Sukumar Muppalla, Storms Sacha M, De Felippis Michael R
Biopharmaceutical Research and Development, Eli Lilly and Company, Indianapolis, Indiana, USA.
Pharm Res. 2005 May;22(5):789-96. doi: 10.1007/s11095-005-2596-5. Epub 2005 May 17.
Manufacturing processes expose protein pharmaceuticals to organic solvents that may perturb the native folded state, increasing the potential for irreversible aggregation or surface adsorption. The aim of this study was to characterize the conformational states of human growth hormone (hGH) in aqueous ethanolic solutions.
The higher order structure of hGH was investigated using far- and near-UV circular dichroism (CD) and fluorescence spectroscopy as orthogonal techniques, and the hydrodynamic size was monitored using dynamic light scattering.
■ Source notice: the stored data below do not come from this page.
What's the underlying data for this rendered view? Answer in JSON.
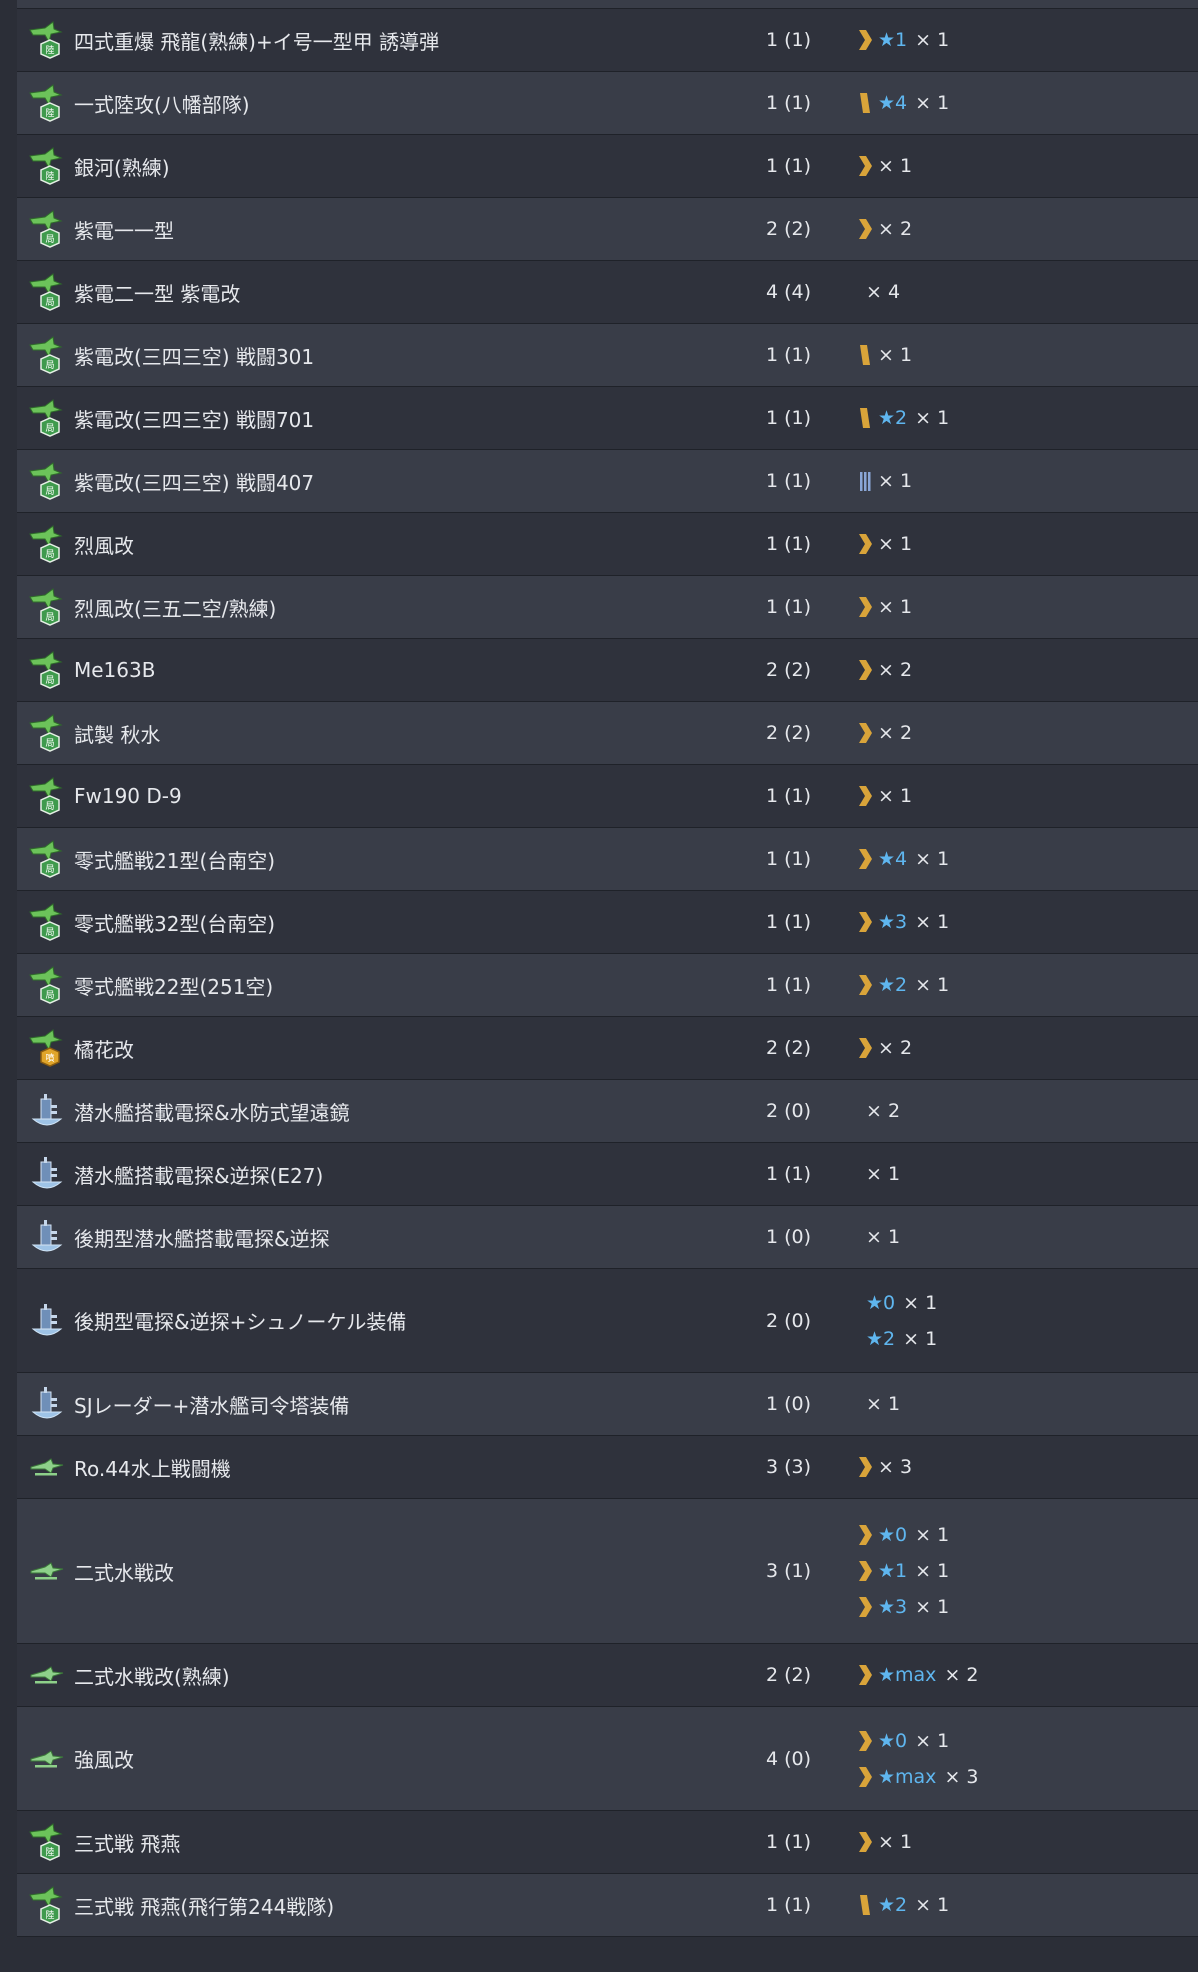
{
  "colors": {
    "row_odd": "#393d48",
    "row_even": "#2f323c",
    "star": "#5fb6ef",
    "proficiency_gold": "#d9a43a",
    "proficiency_blue": "#8aa6d6"
  },
  "rows": [
    {
      "name": "四式重爆 飛龍(熟練)+イ号一型甲 誘導弾",
      "icon": "land-attacker-icon",
      "count": "1 (1)",
      "prof": [
        {
          "icon": "proficiency-chevron-icon",
          "star": "★1",
          "qty": "× 1"
        }
      ]
    },
    {
      "name": "一式陸攻(八幡部隊)",
      "icon": "land-attacker-icon",
      "count": "1 (1)",
      "prof": [
        {
          "icon": "proficiency-bar-icon",
          "star": "★4",
          "qty": "× 1"
        }
      ]
    },
    {
      "name": "銀河(熟練)",
      "icon": "land-attacker-icon",
      "count": "1 (1)",
      "prof": [
        {
          "icon": "proficiency-chevron-icon",
          "star": "",
          "qty": "× 1"
        }
      ]
    },
    {
      "name": "紫電一一型",
      "icon": "interceptor-icon",
      "count": "2 (2)",
      "prof": [
        {
          "icon": "proficiency-chevron-icon",
          "star": "",
          "qty": "× 2"
        }
      ]
    },
    {
      "name": "紫電二一型 紫電改",
      "icon": "interceptor-icon",
      "count": "4 (4)",
      "prof": [
        {
          "icon": "none",
          "star": "",
          "qty": "× 4"
        }
      ]
    },
    {
      "name": "紫電改(三四三空) 戦闘301",
      "icon": "interceptor-icon",
      "count": "1 (1)",
      "prof": [
        {
          "icon": "proficiency-bar-icon",
          "star": "",
          "qty": "× 1"
        }
      ]
    },
    {
      "name": "紫電改(三四三空) 戦闘701",
      "icon": "interceptor-icon",
      "count": "1 (1)",
      "prof": [
        {
          "icon": "proficiency-bar-icon",
          "star": "★2",
          "qty": "× 1"
        }
      ]
    },
    {
      "name": "紫電改(三四三空) 戦闘407",
      "icon": "interceptor-icon",
      "count": "1 (1)",
      "prof": [
        {
          "icon": "proficiency-blue-bars-icon",
          "star": "",
          "qty": "× 1"
        }
      ]
    },
    {
      "name": "烈風改",
      "icon": "interceptor-icon",
      "count": "1 (1)",
      "prof": [
        {
          "icon": "proficiency-chevron-icon",
          "star": "",
          "qty": "× 1"
        }
      ]
    },
    {
      "name": "烈風改(三五二空/熟練)",
      "icon": "interceptor-icon",
      "count": "1 (1)",
      "prof": [
        {
          "icon": "proficiency-chevron-icon",
          "star": "",
          "qty": "× 1"
        }
      ]
    },
    {
      "name": "Me163B",
      "icon": "interceptor-icon",
      "count": "2 (2)",
      "prof": [
        {
          "icon": "proficiency-chevron-icon",
          "star": "",
          "qty": "× 2"
        }
      ]
    },
    {
      "name": "試製 秋水",
      "icon": "interceptor-icon",
      "count": "2 (2)",
      "prof": [
        {
          "icon": "proficiency-chevron-icon",
          "star": "",
          "qty": "× 2"
        }
      ]
    },
    {
      "name": "Fw190 D-9",
      "icon": "interceptor-icon",
      "count": "1 (1)",
      "prof": [
        {
          "icon": "proficiency-chevron-icon",
          "star": "",
          "qty": "× 1"
        }
      ]
    },
    {
      "name": "零式艦戦21型(台南空)",
      "icon": "interceptor-icon",
      "count": "1 (1)",
      "prof": [
        {
          "icon": "proficiency-chevron-icon",
          "star": "★4",
          "qty": "× 1"
        }
      ]
    },
    {
      "name": "零式艦戦32型(台南空)",
      "icon": "interceptor-icon",
      "count": "1 (1)",
      "prof": [
        {
          "icon": "proficiency-chevron-icon",
          "star": "★3",
          "qty": "× 1"
        }
      ]
    },
    {
      "name": "零式艦戦22型(251空)",
      "icon": "interceptor-icon",
      "count": "1 (1)",
      "prof": [
        {
          "icon": "proficiency-chevron-icon",
          "star": "★2",
          "qty": "× 1"
        }
      ]
    },
    {
      "name": "橘花改",
      "icon": "jet-bomber-icon",
      "count": "2 (2)",
      "prof": [
        {
          "icon": "proficiency-chevron-icon",
          "star": "",
          "qty": "× 2"
        }
      ]
    },
    {
      "name": "潜水艦搭載電探&水防式望遠鏡",
      "icon": "submarine-equipment-icon",
      "count": "2 (0)",
      "prof": [
        {
          "icon": "none",
          "star": "",
          "qty": "× 2"
        }
      ]
    },
    {
      "name": "潜水艦搭載電探&逆探(E27)",
      "icon": "submarine-equipment-icon",
      "count": "1 (1)",
      "prof": [
        {
          "icon": "none",
          "star": "",
          "qty": "× 1"
        }
      ]
    },
    {
      "name": "後期型潜水艦搭載電探&逆探",
      "icon": "submarine-equipment-icon",
      "count": "1 (0)",
      "prof": [
        {
          "icon": "none",
          "star": "",
          "qty": "× 1"
        }
      ]
    },
    {
      "name": "後期型電探&逆探+シュノーケル装備",
      "icon": "submarine-equipment-icon",
      "count": "2 (0)",
      "prof": [
        {
          "icon": "none",
          "star": "★0",
          "qty": "× 1"
        },
        {
          "icon": "none",
          "star": "★2",
          "qty": "× 1"
        }
      ]
    },
    {
      "name": "SJレーダー+潜水艦司令塔装備",
      "icon": "submarine-equipment-icon",
      "count": "1 (0)",
      "prof": [
        {
          "icon": "none",
          "star": "",
          "qty": "× 1"
        }
      ]
    },
    {
      "name": "Ro.44水上戦闘機",
      "icon": "seaplane-fighter-icon",
      "count": "3 (3)",
      "prof": [
        {
          "icon": "proficiency-chevron-icon",
          "star": "",
          "qty": "× 3"
        }
      ]
    },
    {
      "name": "二式水戦改",
      "icon": "seaplane-fighter-icon",
      "count": "3 (1)",
      "prof": [
        {
          "icon": "proficiency-chevron-icon",
          "star": "★0",
          "qty": "× 1"
        },
        {
          "icon": "proficiency-chevron-icon",
          "star": "★1",
          "qty": "× 1"
        },
        {
          "icon": "proficiency-chevron-icon",
          "star": "★3",
          "qty": "× 1"
        }
      ]
    },
    {
      "name": "二式水戦改(熟練)",
      "icon": "seaplane-fighter-icon",
      "count": "2 (2)",
      "prof": [
        {
          "icon": "proficiency-chevron-icon",
          "star": "★max",
          "qty": "× 2"
        }
      ]
    },
    {
      "name": "強風改",
      "icon": "seaplane-fighter-icon",
      "count": "4 (0)",
      "prof": [
        {
          "icon": "proficiency-chevron-icon",
          "star": "★0",
          "qty": "× 1"
        },
        {
          "icon": "proficiency-chevron-icon",
          "star": "★max",
          "qty": "× 3"
        }
      ]
    },
    {
      "name": "三式戦 飛燕",
      "icon": "army-fighter-icon",
      "count": "1 (1)",
      "prof": [
        {
          "icon": "proficiency-chevron-icon",
          "star": "",
          "qty": "× 1"
        }
      ]
    },
    {
      "name": "三式戦 飛燕(飛行第244戦隊)",
      "icon": "army-fighter-icon",
      "count": "1 (1)",
      "prof": [
        {
          "icon": "proficiency-bar-icon",
          "star": "★2",
          "qty": "× 1"
        }
      ]
    }
  ]
}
CD data suggested that the secondary structure of hGH remained unchanged up to 50% (v/v) ethanol, but the tertiary structure was perturbed at a20% ethanol. Fluorescence anisotropy, however, showed that the mobility of the buried Trp residue was restricted even at 30% ethanol, suggesting a differently packed structural core in 30% ethanol relative to the native structure. Consistent with this result, thermal unfolding of hGH in 30% ethanol was more facile compared to that in 0% and 20% ethanol. At >40% ethanol, fluorescence data were consistent with increased solvent exposure of the tryptophan.
The results point to progressive unfolding of hGH that increases solvent exposure of the hydrophobic core as a function of ethanol concentration and suggest that non-native intermediate states are populated in 30-60% ethanol.
制造工艺会使蛋白质药物暴露于有机溶剂中,这些有机溶剂可能会扰乱天然折叠状态,增加不可逆聚集或表面吸附的可能性。本研究的目的是表征人生长激素(hGH)在乙醇水溶液中的构象状态。
使用远紫外和近紫外圆二色性(CD)以及荧光光谱作为正交技术研究hGH的高级结构,并使用动态光散射监测流体动力学尺寸。
CD数据表明,在乙醇体积分数高达50%时,hGH的二级结构保持不变,但在乙醇体积分数为20%时,三级结构受到扰动。然而,荧光各向异性表明,即使在乙醇体积分数为30%时,埋藏的色氨酸残基的流动性也受到限制,这表明相对于天然结构,在乙醇体积分数为30%时结构核心的堆积方式不同。与该结果一致,与在乙醇体积分数为0%和20%时相比,hGH在乙醇体积分数为30%时的热解折叠更容易。在乙醇体积分数>40%时,荧光数据与色氨酸暴露于溶剂的增加一致。
结果表明hGH会随着乙醇浓度的增加而逐渐解折叠,导致疏水核心暴露于溶剂中,并表明在乙醇体积分数为30%-60%时会形成非天然中间态。